The Morocco Jones books by pseudonym Jack Baynes are a four-installment series debuting in 1957 written by a newspaperman and non-fiction writer named Bertram B. Fowler (1893-1981). The actual title of the debut remains a source of great debate. I’m guessing the full title is Meet Morocco Jones in the Case of the Syndicate Hoods but the spine of the original paperback simply reads Meet Morocco Jones. A recent eBook reprint re-titles the novel, Morocco Jones and the Syndicate Hoods. Same difference, I suppose.
The book opens with our hero, Morocco Jones, opening a private investigative agency in Chicago along with two colleagues from their spy days together. As Morocco explains to an old flame, “We have wealthy clients who pay well for the return of missing jewels, of embezzled funds; for straightening out a crooked caper. It's duck soup after the old days, honey."
Unfortunately, it’s not going to be that easy for Morocco this time. A commie spy named Bardo has a score to settle from the group’s European Cold War days and resurfaces in Chicago with a goal of killing Morocco and his partners. Even more vexing, Bardo is coopting hoodlums from the Chicago syndicate to be his local muscle. It’s a war against both the commies and the mafia in one, easy-reading volume.
Another wrinkle is that the three ex-spy partners had a fourth member of the team back in Europe named Chris who went missing years ago. It seems that Chris went through extensive plastic surgery to change his appearance and is now also lurking in Chicago. This tired gambit has been done before in adventure fiction and feels a little lazy to me. Chris’ resurfacing as someone else is clearly somehow related to Bardo’s resurfacing, but how?
Morocco is not the boss of his own P.I. agency. He answers to the General who ran the spy agency before they all retired two years earlier. The General is a hard-nosed boss who says things like, "And, so help me, Morocco, I'll eat you for breakfast if you slip." Based on the exigency of this current mission, the three have been reinstated as U.S. government operatives until Bardo is permanently exterminated.
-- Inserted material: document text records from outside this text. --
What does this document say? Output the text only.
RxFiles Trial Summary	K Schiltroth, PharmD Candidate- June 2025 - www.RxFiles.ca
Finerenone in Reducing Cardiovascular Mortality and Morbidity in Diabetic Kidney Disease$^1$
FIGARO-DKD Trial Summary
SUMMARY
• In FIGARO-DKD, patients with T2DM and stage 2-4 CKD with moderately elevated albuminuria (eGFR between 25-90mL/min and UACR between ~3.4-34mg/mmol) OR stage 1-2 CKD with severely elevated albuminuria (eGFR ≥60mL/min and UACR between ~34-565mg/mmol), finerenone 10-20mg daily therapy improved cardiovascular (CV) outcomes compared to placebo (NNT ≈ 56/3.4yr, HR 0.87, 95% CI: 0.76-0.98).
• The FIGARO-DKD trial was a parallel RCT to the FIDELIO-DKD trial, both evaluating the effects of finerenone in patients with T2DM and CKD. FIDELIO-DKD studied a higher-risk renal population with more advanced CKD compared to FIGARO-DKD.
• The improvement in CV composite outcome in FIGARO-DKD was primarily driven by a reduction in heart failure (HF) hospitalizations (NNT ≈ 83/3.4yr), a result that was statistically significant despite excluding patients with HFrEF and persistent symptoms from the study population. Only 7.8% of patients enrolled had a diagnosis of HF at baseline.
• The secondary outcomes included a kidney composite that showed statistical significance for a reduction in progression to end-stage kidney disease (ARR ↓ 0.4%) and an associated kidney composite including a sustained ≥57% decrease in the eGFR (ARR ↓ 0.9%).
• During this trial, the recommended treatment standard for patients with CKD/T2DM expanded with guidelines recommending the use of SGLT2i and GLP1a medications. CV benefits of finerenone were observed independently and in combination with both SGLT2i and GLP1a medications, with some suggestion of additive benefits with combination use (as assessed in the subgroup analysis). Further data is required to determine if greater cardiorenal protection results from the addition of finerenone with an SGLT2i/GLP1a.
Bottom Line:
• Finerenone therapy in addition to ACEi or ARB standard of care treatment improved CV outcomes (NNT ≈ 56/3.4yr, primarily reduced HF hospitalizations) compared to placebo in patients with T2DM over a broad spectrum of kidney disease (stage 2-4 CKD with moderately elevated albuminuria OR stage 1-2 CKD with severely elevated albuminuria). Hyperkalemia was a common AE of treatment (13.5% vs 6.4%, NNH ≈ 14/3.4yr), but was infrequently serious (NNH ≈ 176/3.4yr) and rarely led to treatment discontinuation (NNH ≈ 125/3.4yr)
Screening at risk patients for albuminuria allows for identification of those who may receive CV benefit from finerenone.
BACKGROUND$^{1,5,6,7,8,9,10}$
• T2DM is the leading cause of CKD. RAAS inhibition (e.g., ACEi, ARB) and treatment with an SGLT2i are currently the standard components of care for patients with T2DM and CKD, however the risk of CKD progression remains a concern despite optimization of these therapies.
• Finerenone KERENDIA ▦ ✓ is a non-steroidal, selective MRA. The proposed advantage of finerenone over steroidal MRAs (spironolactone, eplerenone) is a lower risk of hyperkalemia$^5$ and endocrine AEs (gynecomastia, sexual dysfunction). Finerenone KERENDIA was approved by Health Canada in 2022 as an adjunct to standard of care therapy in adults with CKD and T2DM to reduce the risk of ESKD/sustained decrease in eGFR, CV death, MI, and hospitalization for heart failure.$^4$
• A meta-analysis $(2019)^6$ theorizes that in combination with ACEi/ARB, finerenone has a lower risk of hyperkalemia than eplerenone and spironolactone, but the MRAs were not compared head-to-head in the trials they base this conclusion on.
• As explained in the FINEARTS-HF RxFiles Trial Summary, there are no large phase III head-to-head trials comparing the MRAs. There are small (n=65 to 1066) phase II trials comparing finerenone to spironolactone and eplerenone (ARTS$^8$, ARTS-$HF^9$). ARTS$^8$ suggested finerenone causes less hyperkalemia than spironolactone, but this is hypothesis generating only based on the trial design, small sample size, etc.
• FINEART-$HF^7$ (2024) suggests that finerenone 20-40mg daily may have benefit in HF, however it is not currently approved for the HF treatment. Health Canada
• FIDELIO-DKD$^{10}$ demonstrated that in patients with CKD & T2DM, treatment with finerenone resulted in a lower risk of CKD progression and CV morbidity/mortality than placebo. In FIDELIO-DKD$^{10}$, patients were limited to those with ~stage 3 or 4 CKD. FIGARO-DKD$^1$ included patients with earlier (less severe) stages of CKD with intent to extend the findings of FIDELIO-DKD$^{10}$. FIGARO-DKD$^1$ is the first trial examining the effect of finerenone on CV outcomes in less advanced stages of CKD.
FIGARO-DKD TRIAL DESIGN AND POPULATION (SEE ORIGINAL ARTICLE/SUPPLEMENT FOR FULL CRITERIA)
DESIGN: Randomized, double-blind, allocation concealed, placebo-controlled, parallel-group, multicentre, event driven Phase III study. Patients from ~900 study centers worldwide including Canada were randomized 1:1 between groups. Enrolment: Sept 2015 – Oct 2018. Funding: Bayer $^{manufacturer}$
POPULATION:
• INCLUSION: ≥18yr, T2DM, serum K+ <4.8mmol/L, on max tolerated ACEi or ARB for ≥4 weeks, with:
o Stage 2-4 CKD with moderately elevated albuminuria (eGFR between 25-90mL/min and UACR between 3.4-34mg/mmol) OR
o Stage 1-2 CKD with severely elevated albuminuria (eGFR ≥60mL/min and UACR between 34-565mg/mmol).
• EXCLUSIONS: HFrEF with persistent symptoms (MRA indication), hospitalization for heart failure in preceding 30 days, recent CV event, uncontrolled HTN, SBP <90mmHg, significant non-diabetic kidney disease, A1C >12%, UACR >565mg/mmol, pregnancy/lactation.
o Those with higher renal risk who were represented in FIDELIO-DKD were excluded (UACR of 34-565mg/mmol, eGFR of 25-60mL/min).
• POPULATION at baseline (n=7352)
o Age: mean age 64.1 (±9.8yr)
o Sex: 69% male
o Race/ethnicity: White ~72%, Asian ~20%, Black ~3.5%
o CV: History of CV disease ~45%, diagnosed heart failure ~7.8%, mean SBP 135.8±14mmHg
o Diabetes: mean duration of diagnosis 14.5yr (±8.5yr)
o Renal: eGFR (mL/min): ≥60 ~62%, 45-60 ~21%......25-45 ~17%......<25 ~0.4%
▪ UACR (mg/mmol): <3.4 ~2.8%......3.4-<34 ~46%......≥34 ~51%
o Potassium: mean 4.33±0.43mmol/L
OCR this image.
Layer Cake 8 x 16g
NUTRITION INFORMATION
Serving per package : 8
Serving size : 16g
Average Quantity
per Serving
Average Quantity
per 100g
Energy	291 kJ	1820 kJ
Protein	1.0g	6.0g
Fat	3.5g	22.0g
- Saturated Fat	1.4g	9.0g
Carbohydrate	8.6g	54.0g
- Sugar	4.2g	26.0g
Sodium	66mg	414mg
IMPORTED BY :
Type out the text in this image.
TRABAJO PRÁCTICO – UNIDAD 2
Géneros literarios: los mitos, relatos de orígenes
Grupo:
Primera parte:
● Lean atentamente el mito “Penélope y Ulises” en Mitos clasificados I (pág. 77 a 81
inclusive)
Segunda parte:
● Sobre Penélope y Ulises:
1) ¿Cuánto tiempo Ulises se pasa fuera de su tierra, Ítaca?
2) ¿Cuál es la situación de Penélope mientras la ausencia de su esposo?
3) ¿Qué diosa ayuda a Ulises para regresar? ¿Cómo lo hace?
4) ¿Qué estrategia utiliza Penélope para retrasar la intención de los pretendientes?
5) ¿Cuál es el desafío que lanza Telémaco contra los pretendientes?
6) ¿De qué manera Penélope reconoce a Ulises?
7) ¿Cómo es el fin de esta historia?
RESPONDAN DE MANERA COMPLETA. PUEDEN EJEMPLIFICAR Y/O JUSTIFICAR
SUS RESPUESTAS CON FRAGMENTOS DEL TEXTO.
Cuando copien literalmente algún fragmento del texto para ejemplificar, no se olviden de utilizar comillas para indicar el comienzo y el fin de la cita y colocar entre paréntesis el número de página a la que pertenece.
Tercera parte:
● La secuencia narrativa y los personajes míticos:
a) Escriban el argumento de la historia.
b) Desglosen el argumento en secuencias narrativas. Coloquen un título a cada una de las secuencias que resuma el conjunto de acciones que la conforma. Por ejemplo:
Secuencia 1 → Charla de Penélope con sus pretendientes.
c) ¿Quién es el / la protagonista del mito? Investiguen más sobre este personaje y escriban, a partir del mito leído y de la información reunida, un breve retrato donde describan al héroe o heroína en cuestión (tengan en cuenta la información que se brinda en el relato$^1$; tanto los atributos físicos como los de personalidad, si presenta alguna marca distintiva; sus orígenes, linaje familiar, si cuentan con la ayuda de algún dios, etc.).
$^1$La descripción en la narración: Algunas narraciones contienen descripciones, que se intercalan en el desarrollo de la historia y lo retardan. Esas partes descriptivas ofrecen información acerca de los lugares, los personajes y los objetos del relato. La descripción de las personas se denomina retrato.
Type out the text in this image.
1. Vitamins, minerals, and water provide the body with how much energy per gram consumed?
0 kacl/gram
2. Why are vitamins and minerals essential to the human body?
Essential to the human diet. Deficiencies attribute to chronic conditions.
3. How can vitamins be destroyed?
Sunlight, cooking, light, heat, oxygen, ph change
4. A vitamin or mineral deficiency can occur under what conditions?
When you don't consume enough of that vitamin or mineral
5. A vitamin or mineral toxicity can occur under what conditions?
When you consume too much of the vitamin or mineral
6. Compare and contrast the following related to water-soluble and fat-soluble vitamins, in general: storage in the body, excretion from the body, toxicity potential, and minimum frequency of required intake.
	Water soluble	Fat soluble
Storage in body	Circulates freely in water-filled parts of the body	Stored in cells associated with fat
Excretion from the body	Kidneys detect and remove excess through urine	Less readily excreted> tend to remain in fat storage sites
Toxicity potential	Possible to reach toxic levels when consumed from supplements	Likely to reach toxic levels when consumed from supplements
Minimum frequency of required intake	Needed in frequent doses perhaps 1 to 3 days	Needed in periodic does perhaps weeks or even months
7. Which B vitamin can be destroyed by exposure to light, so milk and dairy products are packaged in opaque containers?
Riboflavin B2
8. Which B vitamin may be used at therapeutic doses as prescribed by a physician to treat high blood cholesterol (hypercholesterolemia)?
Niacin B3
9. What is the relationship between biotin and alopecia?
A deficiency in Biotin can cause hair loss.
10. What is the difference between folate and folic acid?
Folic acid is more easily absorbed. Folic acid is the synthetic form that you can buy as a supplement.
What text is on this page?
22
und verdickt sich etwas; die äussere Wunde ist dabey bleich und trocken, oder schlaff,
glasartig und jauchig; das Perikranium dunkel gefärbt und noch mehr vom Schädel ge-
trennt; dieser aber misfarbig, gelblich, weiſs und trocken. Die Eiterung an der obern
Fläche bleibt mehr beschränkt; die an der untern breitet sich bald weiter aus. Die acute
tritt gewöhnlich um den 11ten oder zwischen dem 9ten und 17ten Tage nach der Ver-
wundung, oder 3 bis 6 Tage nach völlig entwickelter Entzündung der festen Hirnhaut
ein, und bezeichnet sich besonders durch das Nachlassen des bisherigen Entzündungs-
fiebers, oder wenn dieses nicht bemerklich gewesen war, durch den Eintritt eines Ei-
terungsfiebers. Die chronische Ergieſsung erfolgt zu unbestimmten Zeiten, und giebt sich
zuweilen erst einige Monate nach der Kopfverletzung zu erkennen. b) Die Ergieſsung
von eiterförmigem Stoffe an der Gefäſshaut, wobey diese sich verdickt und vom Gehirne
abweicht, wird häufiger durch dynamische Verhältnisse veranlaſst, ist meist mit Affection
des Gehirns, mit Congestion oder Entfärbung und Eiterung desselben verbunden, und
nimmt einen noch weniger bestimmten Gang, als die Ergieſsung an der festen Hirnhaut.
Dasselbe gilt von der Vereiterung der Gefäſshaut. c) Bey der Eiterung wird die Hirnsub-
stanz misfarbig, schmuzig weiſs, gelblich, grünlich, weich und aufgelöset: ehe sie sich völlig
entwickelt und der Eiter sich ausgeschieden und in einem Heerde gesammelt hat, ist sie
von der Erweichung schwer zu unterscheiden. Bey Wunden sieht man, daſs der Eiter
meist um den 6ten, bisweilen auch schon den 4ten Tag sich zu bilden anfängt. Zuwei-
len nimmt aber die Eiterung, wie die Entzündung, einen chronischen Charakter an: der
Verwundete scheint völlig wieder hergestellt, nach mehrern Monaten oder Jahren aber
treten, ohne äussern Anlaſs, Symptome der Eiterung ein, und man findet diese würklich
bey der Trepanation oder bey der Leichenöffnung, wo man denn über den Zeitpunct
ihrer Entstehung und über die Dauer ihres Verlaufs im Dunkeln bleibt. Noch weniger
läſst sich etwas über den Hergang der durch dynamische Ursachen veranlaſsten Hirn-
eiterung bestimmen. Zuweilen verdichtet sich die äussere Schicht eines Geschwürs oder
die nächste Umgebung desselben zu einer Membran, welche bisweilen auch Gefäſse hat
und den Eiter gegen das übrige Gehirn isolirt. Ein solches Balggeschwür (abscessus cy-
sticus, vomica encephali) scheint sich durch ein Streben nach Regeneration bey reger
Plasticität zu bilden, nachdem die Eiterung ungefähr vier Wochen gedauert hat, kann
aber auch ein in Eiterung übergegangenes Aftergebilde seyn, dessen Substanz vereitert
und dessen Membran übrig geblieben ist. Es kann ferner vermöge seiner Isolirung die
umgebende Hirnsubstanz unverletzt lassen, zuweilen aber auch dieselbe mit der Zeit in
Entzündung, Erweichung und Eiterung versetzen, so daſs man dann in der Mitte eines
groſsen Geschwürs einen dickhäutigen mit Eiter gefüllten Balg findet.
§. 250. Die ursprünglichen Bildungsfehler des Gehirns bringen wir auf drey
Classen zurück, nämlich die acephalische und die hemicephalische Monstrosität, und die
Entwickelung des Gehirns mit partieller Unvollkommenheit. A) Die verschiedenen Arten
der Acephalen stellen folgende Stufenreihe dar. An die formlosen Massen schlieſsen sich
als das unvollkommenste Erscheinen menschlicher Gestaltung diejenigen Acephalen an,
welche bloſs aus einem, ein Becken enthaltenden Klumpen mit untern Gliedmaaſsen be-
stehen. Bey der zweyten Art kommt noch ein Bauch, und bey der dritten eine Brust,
This first literary adventure in the series is basically a hunt-and-kill mission for Morocco, but he has to run down clues like a normal private eye to find Bardo and his syndicate protectors. He leaves a sizable body count in his wake in a bloodbath of carnage more extreme than most 1957 paperbacks. The action scenes were top-notch but there are far too many characters and untidy plot threads in this otherwise short paperback. It’s easy to get lost at times, which should never happen in a short paperback.
Fowler’s writing is serviceable without ever being flashy. He would have fit in perfectly among the Pinnacle Books serial vigilante authors of the 1970s. Overall, this opening Morocco Jones adventure is definitely worth your time, but it is unlikely to be the best book you read this year.